Several quantitative trait loci (QTLs) regulating the risk of
experimental arthritis have been identified by genome-wide linkage analyses, but only the MHC has thus far been reported to transfer
arthritis susceptibility in congenic animals. We have produced a congenic strain for Oia3, a genetic factor originally identified as an oil-induced
arthritis (OIA) QTL in
arthritis-prone DA rats. A 46 cM telomeric region of chromosome 10 encompassing Oia3 was transferred from DA rats to MHC-identical but minutely
arthritis-susceptible LEW.1AV1 rats by selective breeding.
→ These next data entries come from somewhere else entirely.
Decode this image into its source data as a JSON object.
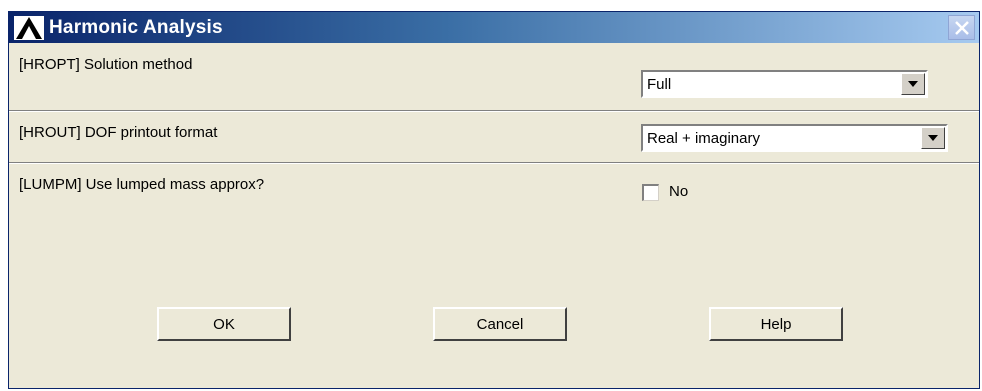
{
  "window": {
    "title": "Harmonic Analysis",
    "icons": {
      "app": "ansys-logo-icon",
      "close": "close-icon"
    }
  },
  "rows": {
    "hropt": {
      "label": "[HROPT]  Solution method",
      "value": "Full"
    },
    "hrout": {
      "label": "[HROUT]  DOF printout format",
      "value": "Real + imaginary"
    },
    "lumpm": {
      "label": "[LUMPM]  Use lumped mass approx?",
      "checkbox_label": "No",
      "checked": false
    }
  },
  "buttons": {
    "ok": "OK",
    "cancel": "Cancel",
    "help": "Help"
  },
  "colors": {
    "title_start": "#0a246a",
    "title_end": "#a6caf0",
    "dialog_bg": "#ece9d8"
  }
}
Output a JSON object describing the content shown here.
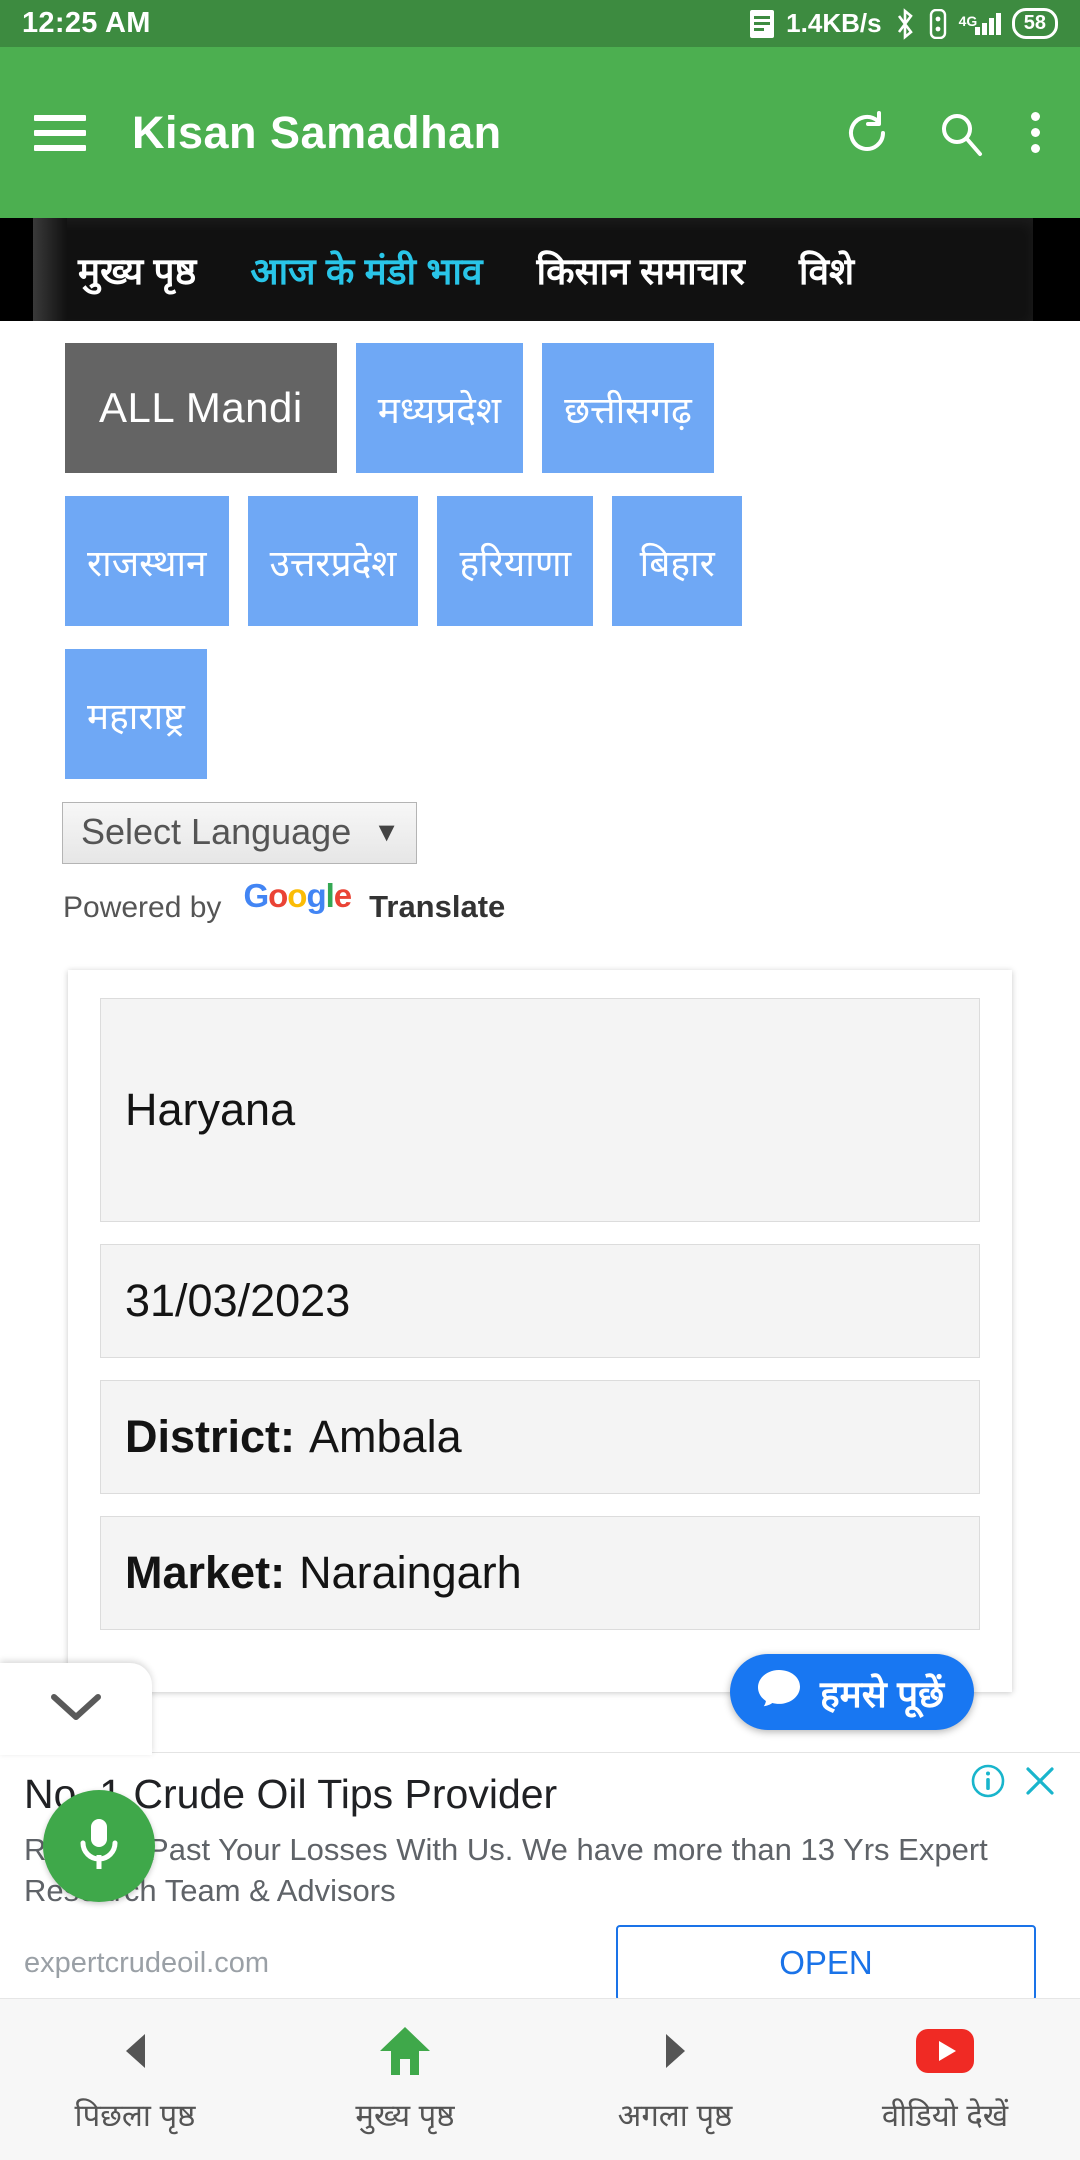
{
  "status_bar": {
    "time": "12:25 AM",
    "net_speed": "1.4KB/s",
    "network_type": "4G",
    "battery": "58",
    "icons": [
      "document-icon",
      "bluetooth-icon",
      "sim-icon",
      "signal-icon",
      "battery-icon"
    ]
  },
  "app_bar": {
    "title": "Kisan Samadhan",
    "menu_icon": "hamburger-icon",
    "refresh_icon": "refresh-icon",
    "search_icon": "search-icon",
    "overflow_icon": "kebab-menu-icon",
    "background": "#4caf50"
  },
  "tabs": [
    {
      "label": "मुख्य पृष्ठ",
      "active": false
    },
    {
      "label": "आज के मंडी भाव",
      "active": true
    },
    {
      "label": "किसान समाचार",
      "active": false
    },
    {
      "label": "विशे",
      "active": false
    }
  ],
  "tab_active_color": "#29c5e8",
  "state_buttons": {
    "row1": [
      "ALL Mandi",
      "मध्यप्रदेश",
      "छत्तीसगढ़"
    ],
    "row2": [
      "राजस्थान",
      "उत्तरप्रदेश",
      "हरियाणा",
      "बिहार"
    ],
    "row3": [
      "महाराष्ट्र"
    ],
    "selected": "ALL Mandi",
    "selected_color": "#646464",
    "default_color": "#6fa8f5"
  },
  "language_widget": {
    "select_label": "Select Language",
    "caret": "▼",
    "powered_by": "Powered by",
    "google_letters": [
      "G",
      "o",
      "o",
      "g",
      "l",
      "e"
    ],
    "translate": "Translate"
  },
  "mandi_card": {
    "state": "Haryana",
    "date": "31/03/2023",
    "district_label": "District:",
    "district_value": "Ambala",
    "market_label": "Market:",
    "market_value": "Naraingarh"
  },
  "chat_fab": {
    "label": "हमसे पूछें",
    "icon": "chat-bubble-icon",
    "color": "#1877f2"
  },
  "collapse_tab": {
    "icon": "chevron-down-icon"
  },
  "mic_fab": {
    "icon": "microphone-icon",
    "color": "#3fa84a"
  },
  "ad": {
    "title": "No. 1 Crude Oil Tips Provider",
    "body": "Recover Past Your Losses With Us. We have more than 13 Yrs Expert Research Team & Advisors",
    "url": "expertcrudeoil.com",
    "cta": "OPEN",
    "info_icon": "info-icon",
    "close_icon": "close-icon",
    "accent": "#1a73e8",
    "icon_color": "#19b5cc"
  },
  "bottom_nav": [
    {
      "label": "पिछला पृष्ठ",
      "icon": "arrow-left-icon"
    },
    {
      "label": "मुख्य पृष्ठ",
      "icon": "home-icon"
    },
    {
      "label": "अगला पृष्ठ",
      "icon": "arrow-right-icon"
    },
    {
      "label": "वीडियो देखें",
      "icon": "youtube-icon"
    }
  ]
}
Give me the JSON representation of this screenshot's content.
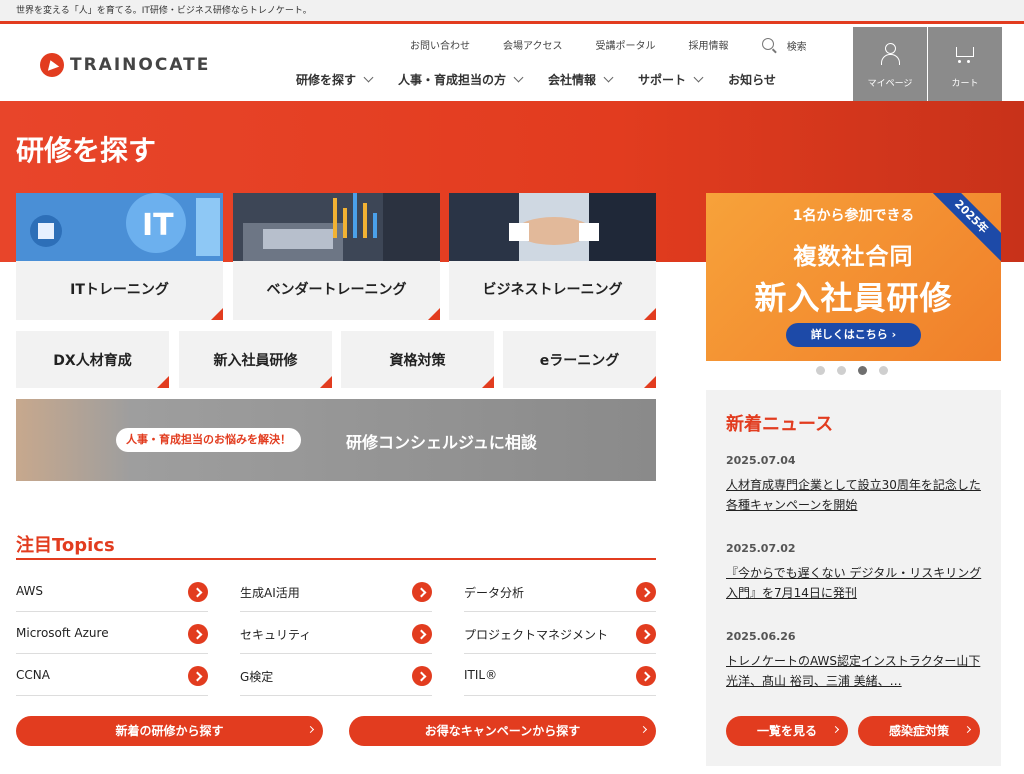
{
  "topbar": {
    "tagline": "世界を変える「人」を育てる。IT研修・ビジネス研修ならトレノケート。"
  },
  "header": {
    "logo_text": "TRAINOCATE",
    "utility_links": [
      "お問い合わせ",
      "会場アクセス",
      "受講ポータル",
      "採用情報"
    ],
    "search_label": "検索",
    "main_nav": [
      "研修を探す",
      "人事・育成担当の方",
      "会社情報",
      "サポート",
      "お知らせ"
    ],
    "mypage_label": "マイページ",
    "cart_label": "カート"
  },
  "hero": {
    "title": "研修を探す"
  },
  "categories": {
    "large": [
      "ITトレーニング",
      "ベンダートレーニング",
      "ビジネストレーニング"
    ],
    "small": [
      "DX人材育成",
      "新入社員研修",
      "資格対策",
      "eラーニング"
    ]
  },
  "banner": {
    "ribbon": "2025年",
    "line1": "1名から参加できる",
    "line2": "複数社合同",
    "line3": "新入社員研修",
    "button": "詳しくはこちら ›",
    "dots": 4,
    "active_dot": 2
  },
  "concierge": {
    "pill": "人事・育成担当のお悩みを解決！",
    "text": "研修コンシェルジュに相談"
  },
  "topics": {
    "title": "注目Topics",
    "items": [
      "AWS",
      "生成AI活用",
      "データ分析",
      "Microsoft Azure",
      "セキュリティ",
      "プロジェクトマネジメント",
      "CCNA",
      "G検定",
      "ITIL®"
    ]
  },
  "buttons": {
    "new_courses": "新着の研修から探す",
    "campaign": "お得なキャンペーンから探す"
  },
  "news": {
    "title": "新着ニュース",
    "items": [
      {
        "date": "2025.07.04",
        "text": "人材育成専門企業として設立30周年を記念した各種キャンペーンを開始"
      },
      {
        "date": "2025.07.02",
        "text": "『今からでも遅くない デジタル・リスキリング入門』を7月14日に発刊"
      },
      {
        "date": "2025.06.26",
        "text": "トレノケートのAWS認定インストラクター山下 光洋、髙山 裕司、三浦 美緒、…"
      }
    ],
    "see_all": "一覧を見る",
    "infection": "感染症対策"
  },
  "colors": {
    "brand": "#e23c1f",
    "header_button": "#8b8b8b",
    "panel": "#f2f2f2"
  }
}
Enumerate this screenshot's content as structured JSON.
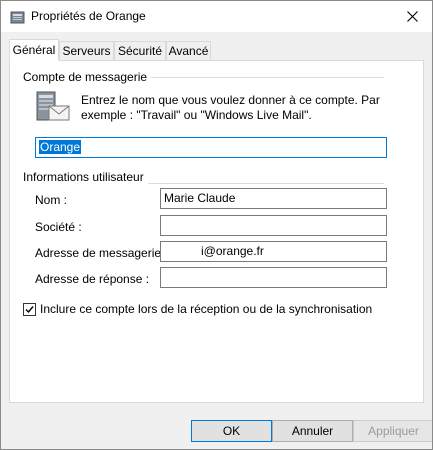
{
  "window": {
    "title": "Propriétés de Orange",
    "icon": "mail-app-icon",
    "close_icon": "close-icon"
  },
  "tabs": [
    {
      "label": "Général",
      "active": true
    },
    {
      "label": "Serveurs",
      "active": false
    },
    {
      "label": "Sécurité",
      "active": false
    },
    {
      "label": "Avancé",
      "active": false
    }
  ],
  "account_group": {
    "title": "Compte de messagerie",
    "description": "Entrez le nom que vous voulez donner à ce compte. Par exemple : \"Travail\" ou \"Windows Live Mail\".",
    "account_name_value": "Orange"
  },
  "user_group": {
    "title": "Informations utilisateur",
    "name_label": "Nom :",
    "name_value": "Marie Claude",
    "company_label": "Société :",
    "company_value": "",
    "email_label": "Adresse de messagerie :",
    "email_value": "i@orange.fr",
    "reply_label": "Adresse de réponse :",
    "reply_value": ""
  },
  "include_checkbox": {
    "label": "Inclure ce compte lors de la réception ou de la synchronisation",
    "checked": true
  },
  "buttons": {
    "ok": "OK",
    "cancel": "Annuler",
    "apply": "Appliquer"
  },
  "colors": {
    "accent": "#0078d7",
    "window_bg": "#f0f0f0",
    "panel_bg": "#ffffff"
  }
}
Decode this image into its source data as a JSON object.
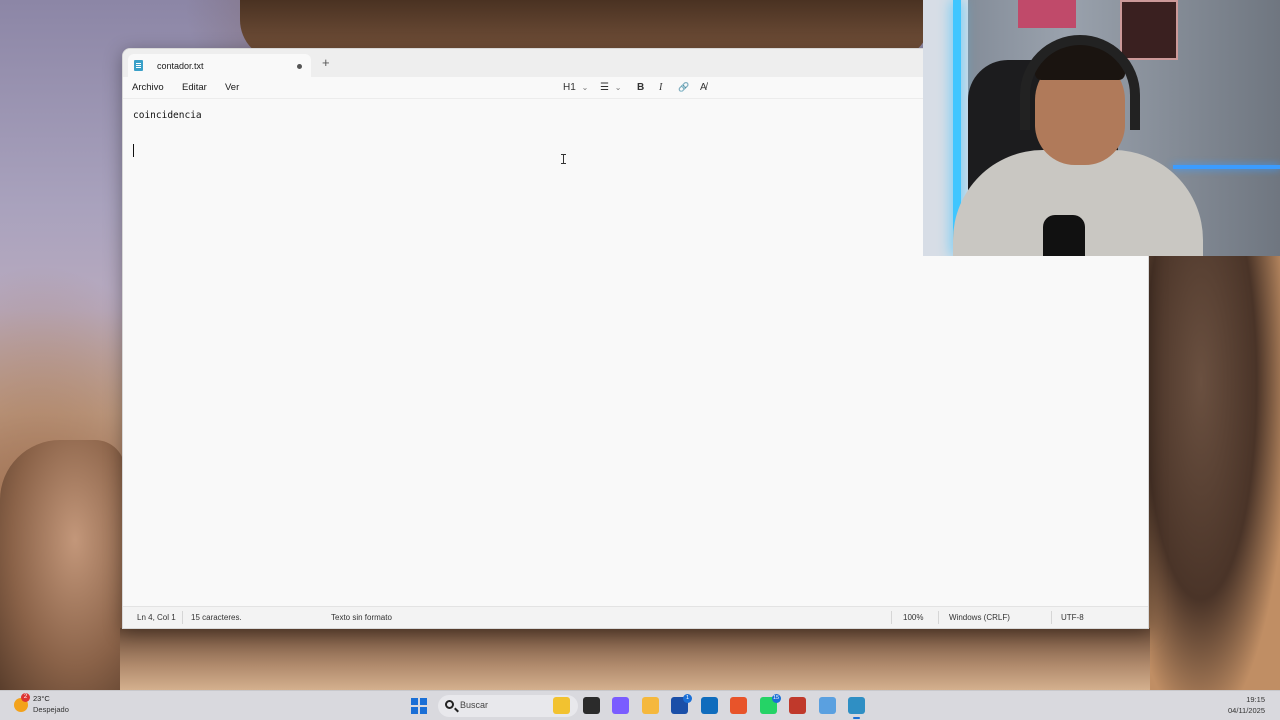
{
  "window": {
    "tab_title": "contador.txt",
    "tab_modified_indicator": "●",
    "new_tab_label": "+"
  },
  "menu": {
    "items": [
      "Archivo",
      "Editar",
      "Ver"
    ]
  },
  "toolbar": {
    "heading_label": "H1",
    "heading_chevron": "⌄",
    "list_icon": "☰",
    "list_chevron": "⌄",
    "bold_label": "B",
    "italic_label": "I",
    "link_icon": "🔗",
    "clear_format_icon": "A̸"
  },
  "editor": {
    "lines": [
      "coincidencia",
      "",
      ""
    ]
  },
  "status": {
    "position": "Ln 4, Col 1",
    "char_count": "15 caracteres.",
    "format": "Texto sin formato",
    "zoom": "100%",
    "line_ending": "Windows (CRLF)",
    "encoding": "UTF-8"
  },
  "taskbar": {
    "weather_temp": "23°C",
    "weather_desc": "Despejado",
    "weather_badge": "2",
    "search_placeholder": "Buscar",
    "apps": [
      {
        "name": "file-explorer-icon",
        "color": "#f2c230"
      },
      {
        "name": "terminal-icon",
        "color": "#2b2b2b"
      },
      {
        "name": "copilot-icon",
        "color": "#7a5cff"
      },
      {
        "name": "folder-icon",
        "color": "#f5b83d"
      },
      {
        "name": "store-icon",
        "color": "#1a4fa8",
        "badge": "1"
      },
      {
        "name": "outlook-icon",
        "color": "#0f6cbd"
      },
      {
        "name": "firefox-icon",
        "color": "#e8542a"
      },
      {
        "name": "whatsapp-icon",
        "color": "#25d366",
        "badge": "15"
      },
      {
        "name": "app-icon",
        "color": "#c0392b"
      },
      {
        "name": "vscode-icon",
        "color": "#5aa0e0"
      },
      {
        "name": "notepad-icon",
        "color": "#2f8fc4",
        "active": true
      }
    ],
    "clock_time": "19:15",
    "clock_date": "04/11/2025"
  }
}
Arthritis development was provoked in Oia3-congenic rats by
intradermal injection of different adjuvant
oils. One successful
arthritis trigger was
squalene, which is approved for vaccinations in humans and has been implicated in
Gulf War syndrome. The endogenous
cholesterol precursor
squalene induced T cell infiltration into joints and macroscopic
arthritis in Oia3-congenic rats and DA rats, whereas LEW.1AV1 rats were almost resistant.
Arthritis onset, approximately 14 days post-injection, coincided with arrested
body-weight gain and increased plasma levels of the
inflammation markers
fibrinogen and
alpha 1-acid glycoprotein. Congenic rats displayed intermediate phenotypes compared with the two parental strains, and similar to
rheumatoid arthritis in humans, female preponderance was observed in Oia3-congenic rats. Finally, recombinant rat strains were constructed and were used to map a susceptibility gene(s) in females to a telomeric 4--19 cM Oia3 subregion. The experimental system described allows transformation of multifactorial
arthritis susceptibility into dichotomous phenotypes.